La sorella del magistrato ucciso dalla mafia a Capaci: “Non ho aggettivi per qualificare Miccoli, ritengo che non valga nemmeno la pena di spendere una parola – ha detto all’Italpress la signora – . Che una persona dello sport che ha partecipato alle Partite del Cuore, quando dedicava i suoi gol proprio a Falcone e Borsellino, si esprima in quella maniera è inqualificabile. Si vede che preferisce i boss alla legalità. Scarsissima sensibilità: era meglio non partecipare a quelle manifestazioni”.

Il presidente del Palermo Maurizio Zamparini: ” Mi dispiace tantissimo, speriamo sia un lapsus della Procura. Conoscendo Miccoli non credo faccia estorsioni a qualcuno. Le parole su Falcone? Mamma mia… No comment, bisogna vedere esattamente. Tuttavia, mi lasciano sconcertati due fatti: che si conoscano gli estratti delle intercettazioni telefoniche e se lui ha veramente pronunciato quelle frasi. Avevo un sentore su questa vicenda e che la Procura facesse delle verifiche su Miccoli, ma non che fosse indagato. I calciatori del sud hanno delle amicizie con persone di cui non sanno se sono balordi o normali. Chissà a quanti balordi avrò dato la mano e con quanti di loro mi sarò magari fatto ritrarre. In ogni caso, pensavo comunque che Miccoli facesse bene ad andare via da Palermo”.
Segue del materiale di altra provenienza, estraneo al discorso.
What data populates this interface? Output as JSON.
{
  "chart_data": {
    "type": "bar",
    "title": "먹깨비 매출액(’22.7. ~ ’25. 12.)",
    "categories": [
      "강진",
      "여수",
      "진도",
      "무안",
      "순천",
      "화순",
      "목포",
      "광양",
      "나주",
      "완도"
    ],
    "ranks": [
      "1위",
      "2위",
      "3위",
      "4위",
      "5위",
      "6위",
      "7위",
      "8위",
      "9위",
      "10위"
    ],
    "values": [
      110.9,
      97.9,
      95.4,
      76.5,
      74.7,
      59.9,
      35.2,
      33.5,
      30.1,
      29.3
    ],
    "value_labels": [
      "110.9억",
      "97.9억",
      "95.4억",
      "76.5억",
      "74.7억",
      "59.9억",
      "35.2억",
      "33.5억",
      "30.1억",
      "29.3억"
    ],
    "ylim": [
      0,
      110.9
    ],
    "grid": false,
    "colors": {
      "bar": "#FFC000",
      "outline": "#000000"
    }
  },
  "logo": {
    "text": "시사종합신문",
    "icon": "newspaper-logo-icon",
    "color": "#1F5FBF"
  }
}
La Procura della Federcalcio aprirà un’inchiesta su Fabrizio Miccoli. La Figc ha chiesto all’organo inquirente sportivo di fare luce sulla vicenda giudiziaria che riguarda il calciatore e in particolare sul contenuto delle intercettazioni in cui si fa riferimento al giudice Falcone. Il procuratore Palazzi chiederà gli atti ai magistrati.

“Commentare le frasi infamanti di Miccoli, condite da un’ignoranza imbarazzante, è forse far pubblicità ad un giocatore di calcio che non merita di vestire non solo la maglia del Palermo, ma di qualsiasi altra squadra italiana. La migliore risposta a Miccoli saranno le migliaia di fiaccole che anche quest’anno illumineranno Palermo la sera del 19 luglio nell’anniversario della strage di Via D’Amelio. Con la tradizionale fiaccolata in memoria di Paolo Borsellino ricorderemo idealmente tutti i caduti nella lotta alla mafia – magistrati, poliziotti, carabinieri, giornalisti e semplici cittadini – dimostrando che Palermo non vuole disperdere quel patrimonio umano e valoriale che Miccoli considera fango”. È quanto dichiara Mauro La Mantia del comitato promotore della Fiaccolata del 19 luglio, manifestazione che dal 1996 è ormai la più grande mobilitazione antimafia del capoluogo siciliano.

“Fabrizio Miccoli va radiato”. Così il ministro della Funzione pubblica Gianpiero D’Alia commentando duramente le parole del capitano del Palermo su Giovanni Falcone. “Miccoli non può continuare a giocare perché ha tradito la fiducia di migliaia di tifosi che in lui, simbolo dei rosanero, hanno visto un esempio in cui identificarsi”, aggiunge D’Alia.”Per questa ragione e dopo le vergognose parole sul giudice Falcone, chiediamo alla Figc di intervenire pesantemente e di valutare la sua radiazione”, conclude il ministro.

Il Sindaco Leoluca Orlando ha dichiarato: “chi utilizza certe espressioni dovrebbe chiedersi, come io chiedo, se sia mai stato degno di rappresentare la città di Palermo”.